The Federal Trade Commission (FTC) has finalized a consent order against General Motors (GM) and its subsidiary OnStar for allegedly collecting and selling precise geolocation and driving-behavior data without consumers' informed consent. The FTC's action,
based on its authority under Section 5 of the FTC Act, highlights the agency's focus on ensuring that consumer data practices align with consumer expectations. The case arose from GM's sharing of driving data with third-party data brokers, which was then used by insurers to set premiums.
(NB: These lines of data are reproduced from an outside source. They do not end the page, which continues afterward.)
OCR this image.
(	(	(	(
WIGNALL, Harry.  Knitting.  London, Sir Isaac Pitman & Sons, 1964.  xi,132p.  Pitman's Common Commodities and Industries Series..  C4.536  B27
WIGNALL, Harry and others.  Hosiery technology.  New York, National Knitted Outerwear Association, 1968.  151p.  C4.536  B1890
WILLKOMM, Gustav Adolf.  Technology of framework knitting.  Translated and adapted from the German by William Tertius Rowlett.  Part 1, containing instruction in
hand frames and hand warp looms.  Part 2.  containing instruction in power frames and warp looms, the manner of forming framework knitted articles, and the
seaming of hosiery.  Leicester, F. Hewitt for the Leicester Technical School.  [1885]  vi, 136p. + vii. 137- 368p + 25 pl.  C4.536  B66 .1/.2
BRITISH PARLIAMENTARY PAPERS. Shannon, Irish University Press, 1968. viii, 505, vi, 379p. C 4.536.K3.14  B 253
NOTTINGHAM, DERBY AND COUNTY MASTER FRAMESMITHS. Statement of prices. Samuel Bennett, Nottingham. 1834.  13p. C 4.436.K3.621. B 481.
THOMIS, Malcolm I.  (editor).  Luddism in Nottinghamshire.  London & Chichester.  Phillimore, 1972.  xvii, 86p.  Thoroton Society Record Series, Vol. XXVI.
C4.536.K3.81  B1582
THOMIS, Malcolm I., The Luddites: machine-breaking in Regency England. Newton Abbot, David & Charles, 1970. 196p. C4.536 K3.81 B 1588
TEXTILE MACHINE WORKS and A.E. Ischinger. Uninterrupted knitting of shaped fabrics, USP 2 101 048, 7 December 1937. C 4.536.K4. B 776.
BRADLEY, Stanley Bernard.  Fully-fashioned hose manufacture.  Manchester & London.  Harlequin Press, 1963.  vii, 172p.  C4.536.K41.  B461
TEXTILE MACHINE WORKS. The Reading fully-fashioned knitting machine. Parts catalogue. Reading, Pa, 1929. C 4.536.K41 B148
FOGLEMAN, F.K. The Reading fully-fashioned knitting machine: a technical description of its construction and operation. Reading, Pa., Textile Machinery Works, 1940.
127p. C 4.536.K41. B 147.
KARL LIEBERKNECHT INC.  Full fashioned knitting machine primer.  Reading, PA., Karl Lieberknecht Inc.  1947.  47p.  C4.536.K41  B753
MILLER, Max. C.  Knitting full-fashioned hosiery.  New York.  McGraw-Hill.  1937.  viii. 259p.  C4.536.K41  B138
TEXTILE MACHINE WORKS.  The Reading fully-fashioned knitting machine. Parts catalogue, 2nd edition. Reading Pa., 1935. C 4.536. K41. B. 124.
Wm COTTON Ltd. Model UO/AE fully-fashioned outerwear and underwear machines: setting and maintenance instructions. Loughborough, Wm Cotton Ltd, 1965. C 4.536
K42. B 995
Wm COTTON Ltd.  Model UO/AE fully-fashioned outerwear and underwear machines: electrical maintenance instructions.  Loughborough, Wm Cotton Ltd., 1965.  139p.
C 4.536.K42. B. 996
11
The FTC's decision emphasizes the importance of clear consent and disclosure mechanisms in data collection practices.
Why It's Important?
This enforcement action by the FTC signals a significant shift in how consumer consent is evaluated, particularly in the context of connected devices and data flows. It underscores the need for companies to ensure that their data collection and sharing practices are transparent and align with consumer expectations. The case serves as a cautionary tale for businesses across various industries, not just the automotive sector, about the potential legal and reputational risks of inadequate consent mechanisms. It also highlights the growing regulatory scrutiny on data privacy and consumer protection.
What's Next?
The FTC's order requires GM to improve its consent and disclosure practices, which may lead to changes in how the company and others in the industry handle consumer data. The case could prompt other companies to reevaluate their data privacy policies to ensure compliance with regulatory standards. Additionally, ongoing consumer litigation related to the case may further influence industry practices and legal interpretations of consent and data use.